Whilst seemingly simple as a concept, it makes for an overwhelmingly complicated listen. 'Fire', for example, starts with a set of snares on a drum machine that is of such a pitch and pace it wouldn’t be out of place at an 80's disco; fast forward a mere minute or two and the listener is being barraged with fuzzy garage rock that’s taken a leaf out of the punk movement. 'Gorgoroth' is comprised of so many elements fused together in so many ways it isn’t far off having an identity crisis as it results in what can only be described as an incomprehensive mess. The vocals on ‘Isn’t Love', meanwhile, are sung with such a lack of conviction it’s as if Long didn’t want them involved in the first place. The structure - or lack thereof - makes for a frustrating experience; just as the music and listener is getting into its groove, the song takes an unexpected turn and is suddenly embracing an entirely different outlook on life to that of its predecessor. Of course this frustration dissipates with every listen as the intricate nooks and crannies gradually reveal themselves, though the same cannot be said about the feeling of bafflement. Long is undoubtedly an exceptionally talented musician but one cannot help but surmise that this admirable albeit lofty concept does - in parts - get in the way of this talent being truly expressed.

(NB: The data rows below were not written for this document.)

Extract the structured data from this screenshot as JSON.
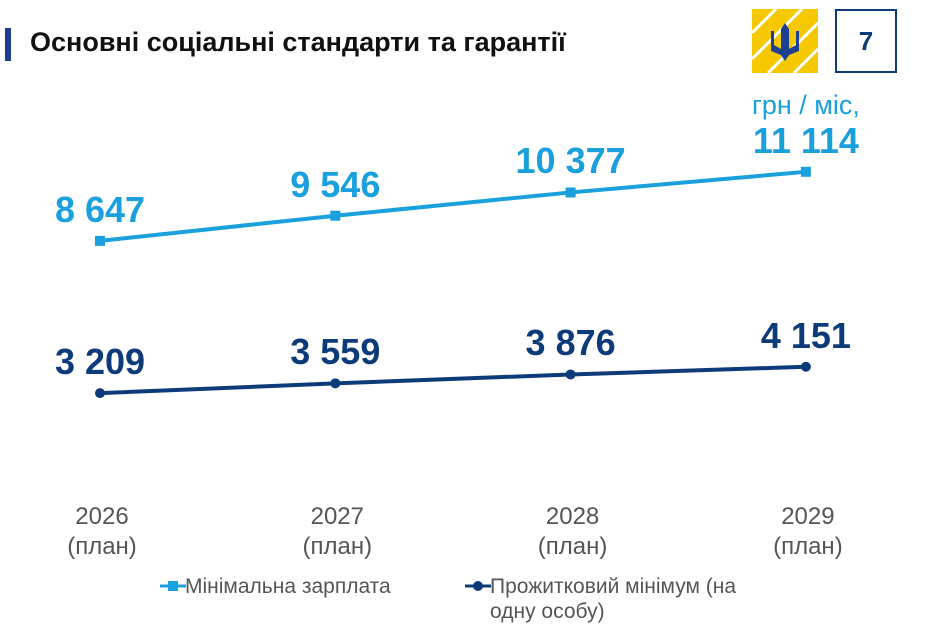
{
  "chart_data": {
    "type": "line",
    "title": "Основні соціальні стандарти та гарантії",
    "page_number": "7",
    "unit": "грн / міс,",
    "categories": [
      "2026 (план)",
      "2027 (план)",
      "2028 (план)",
      "2029 (план)"
    ],
    "series": [
      {
        "name": "Мінімальна зарплата",
        "color": "#1aa0dc",
        "marker": "square",
        "values": [
          8647,
          9546,
          10377,
          11114
        ],
        "value_labels": [
          "8 647",
          "9 546",
          "10 377",
          "11 114"
        ]
      },
      {
        "name": "Прожитковий мінімум (на одну особу)",
        "color": "#0d3b7a",
        "marker": "circle",
        "values": [
          3209,
          3559,
          3876,
          4151
        ],
        "value_labels": [
          "3 209",
          "3 559",
          "3 876",
          "4 151"
        ]
      }
    ]
  }
}
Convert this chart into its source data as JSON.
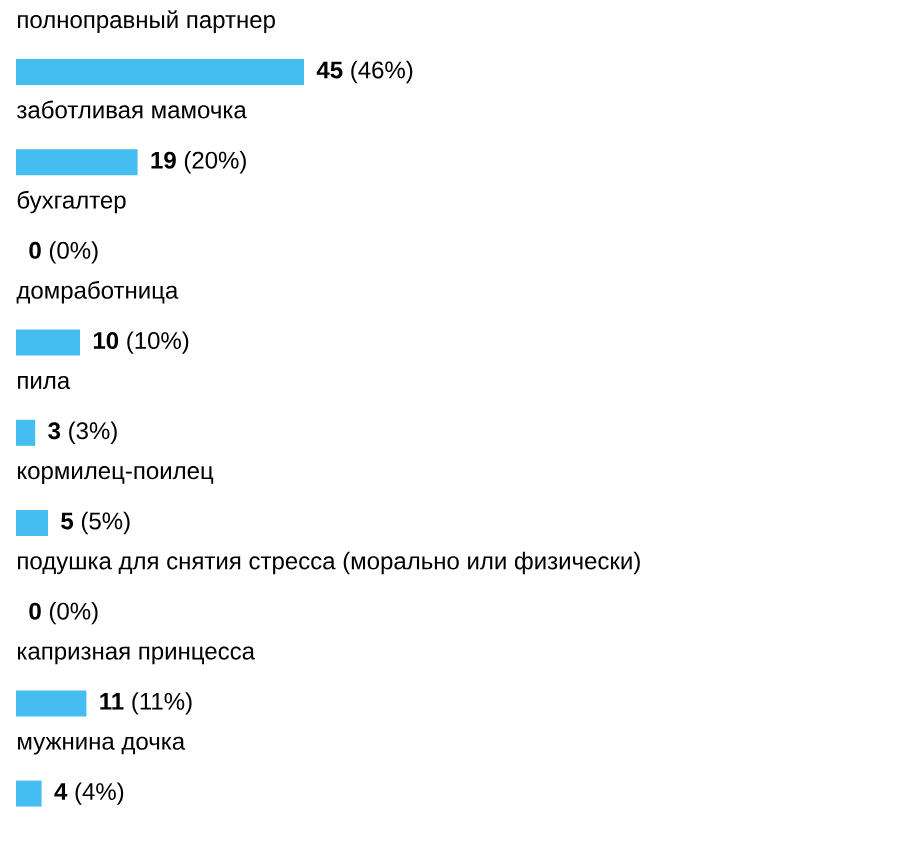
{
  "chart_data": {
    "type": "bar",
    "orientation": "horizontal",
    "categories": [
      "полноправный партнер",
      "заботливая мамочка",
      "бухгалтер",
      "домработница",
      "пила",
      "кормилец-поилец",
      "подушка для снятия стресса (морально или физически)",
      "капризная принцесса",
      "мужнина дочка"
    ],
    "values": [
      45,
      19,
      0,
      10,
      3,
      5,
      0,
      11,
      4
    ],
    "color": "#45bdf0",
    "value_labels": [
      "**45** (46%)",
      "**19** (20%)",
      "**0** (0%)",
      "**10** (10%)",
      "**3** (3%)",
      "**5** (5%)",
      "**0** (0%)",
      "**11** (11%)",
      "**4** (4%)"
    ]
  }
}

Fortunately this is a brushstroke that doesn’t tarnish the entire album as there are several moments when Long’s ability and technique come to the fore; that this nearly always happens when matters are stripped down and the listener can thankfully see the forest for the trees could be an argument that subjectivity is trumping objectivity in this review, alas it is the case. The guitar solo on ‘Intro of Light’ is reminiscent of latter day The Strokes, the synths and guitar strings to-ing and fro-ing in compelling contrast. Similarly, the guitar hook on 'Since I Found You' is typically Dodos; warm, friendly and embracing, and yet - through Long’s exquisite deftness - walks the line between optimism and sorrow. 'Velour' is enthralling drama through and through, amongst the wall of noise a string of synths being played in such a way they’re akin to the brass section in a gallivanting big band.
Album closer 'OMD' is an accurate representation of the album and is, as a result, somewhat irking. It begins with an attractive fusion of pulsing synths and plucked guitar, showcasing the pleasant LP that might’ve been. Alas, the vocals are introduced seemingly reluctantly before the piece descends into a strange balance of it doing everything and nothing at the same time. There are noise, tone and beats and yet there is nothing concrete to hold onto. There is no doubting that FAN and Barton’s Den had the respective ability and elements to make something great, just they weren’t put together quite in the right way. This outcome ultimately falls at the feet of Long’s multiple concepts at play; whilst the unstructured structure and shift to synth might make for a commendable piece of art, they also make for an album that’s set to be eternally difficult to listen to and a reminder of what could have been.